Photo: Twenty20 / @nettiphilip

By Kiersten Tomson

It’s hard to call Harish Neelamana a risk taker.

By nature, the 42-year-old is an insurance guy.  

He believes in safety nets, coverage and protection.

So why did this father of two leave his job, his paid vacation, and his healthcare, to co-launch an insurance tech startup in 2016?

“Good question! That’s exactly what my wife would ask me,” laughs Neelamana. “We came to the realization that there is substantial value here.

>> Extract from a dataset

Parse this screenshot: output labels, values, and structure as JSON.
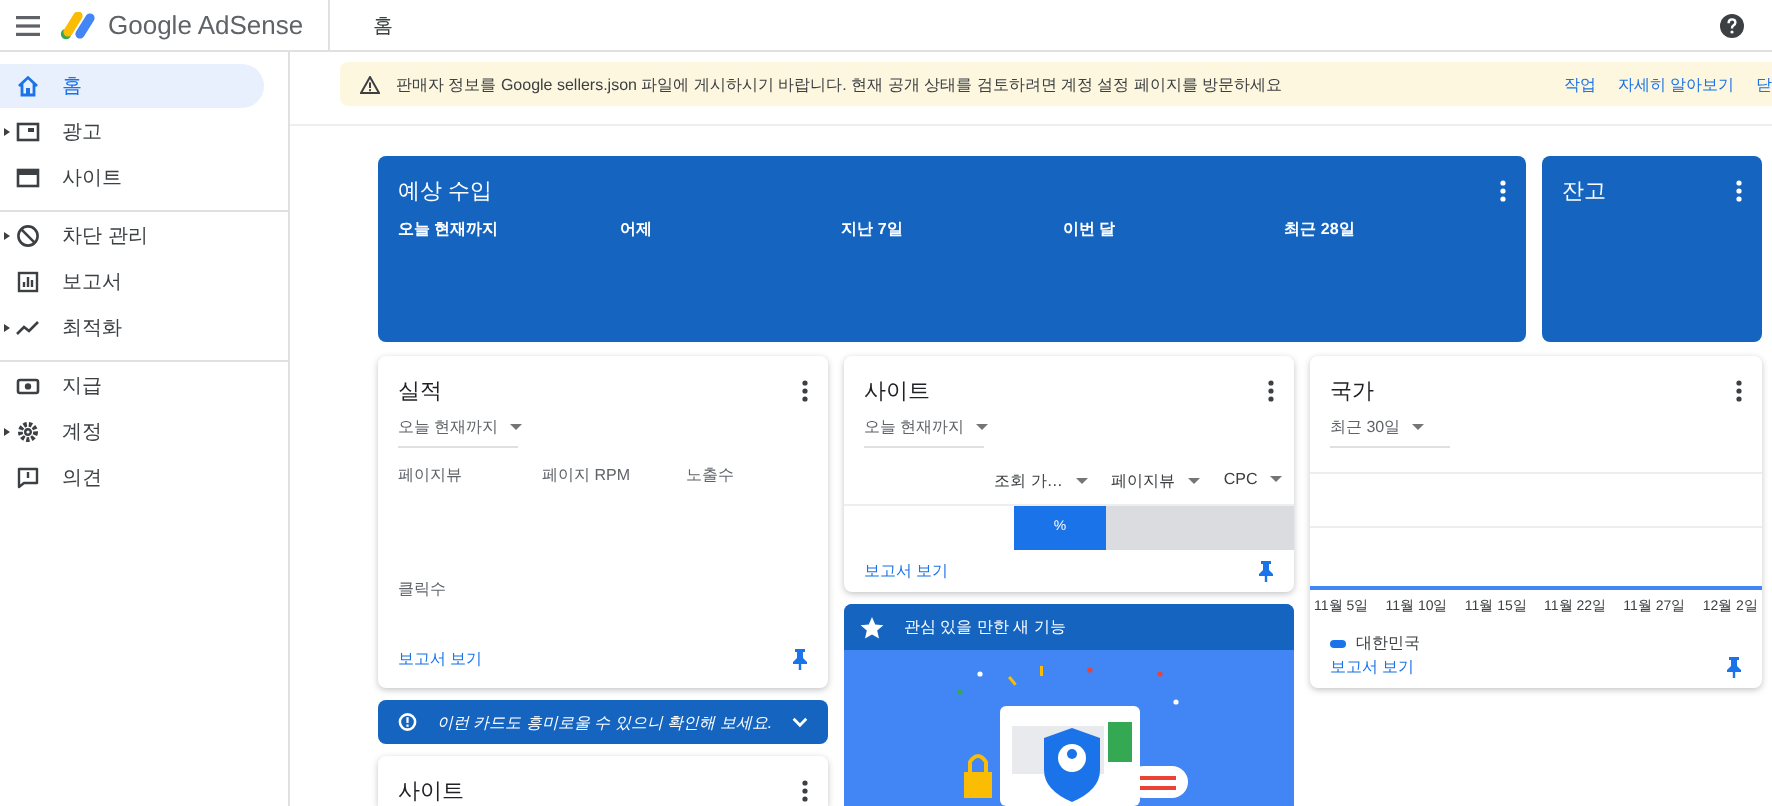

There is a risk, but the fact that there is a significant enough upside to making this work encouraged me to make that move.”

After years of working for corporations, including the insurance giant Zurich, Neelamana realized what wasn’t working in the $250 billion dollar commercial insurance industry.

He is trying to fix it in his Schaumburg-based startup, Datacubes, Inc., using artificial intelligence.

“We are a product company that is focused on commercial insurance, specifically the underwriting of commercial policy,” Neelamana explains. “These are policies that are written by large insurance companies, using paper and a lot of inefficacies that you wouldn’t believe in this day and age.”

Neelamana worked at AllState and Zurich before co-founding Datacubes, Inc.  Photo courtesy of Datacubes, Inc.

From understanding the pain points of insurance underwriting, Neelamana co-created Datacubes to streamline the process – helping companies save time, money and stress.

“Insurance is an industry where understanding how the domain works is relevant and important in developing the product – knowing the intricacies of how commercial insurance works is absolutely relevant in building a credible product for the marketplace,” says Neelamana.

But even with his insurance knowledge and expertise, from coding to coverage, Neelamana still needed to learn – a lot – to launch his own firm.

“We were actually responsible for writing the code for the product that we would have to end up selling so there’s a lot of relearning on the technology side,” recalls Neelamana.

But there’s also the learning of how to exactly be an entrepreneur too.

In September 2017, Datacubes, Inc. raised $2.5 million dollars in capital funding. Photo courtesy of Datacubes, Inc.

In September 2017, Datacubes, Inc. raised $2.5 million dollars in capital funding. Photo courtesy of Datacubes, Inc.

 

“The early days, we were the chef and the dishwasher in the building,” says Neelamana. “We had to do everything.”

From setting up payroll to onboarding new hires, Neelamana learned to be an entrepreneur means making the big decisions and probably taking out the trash as well.

“’How do you buy insurance as a business?  You sell insurance, but how do you buy it?’” a question Neelamana says he asked himself while building the business. “I need a policy to actually run an organization – those are some of the things that I had to learn along the way.”

One thing Neelamana says you need to learn fast as an entrepreneur, is how to balance work and family – something that is a work in process.

“I have kids, I have a wife, how do I make sure I spend enough time with those guys without giving up on the dream of the startup itself?” says Neelamana. “There’s no trick to it. I think you have to consciously prioritize certain things.”

Right now, Datacubes is growing. The Schaumburg based business has 15 employees but is expected to grow to 20 by year’s end.

“Be conscious from day one, what you invest in the company shouldn’t detract from the investment on your personal side.”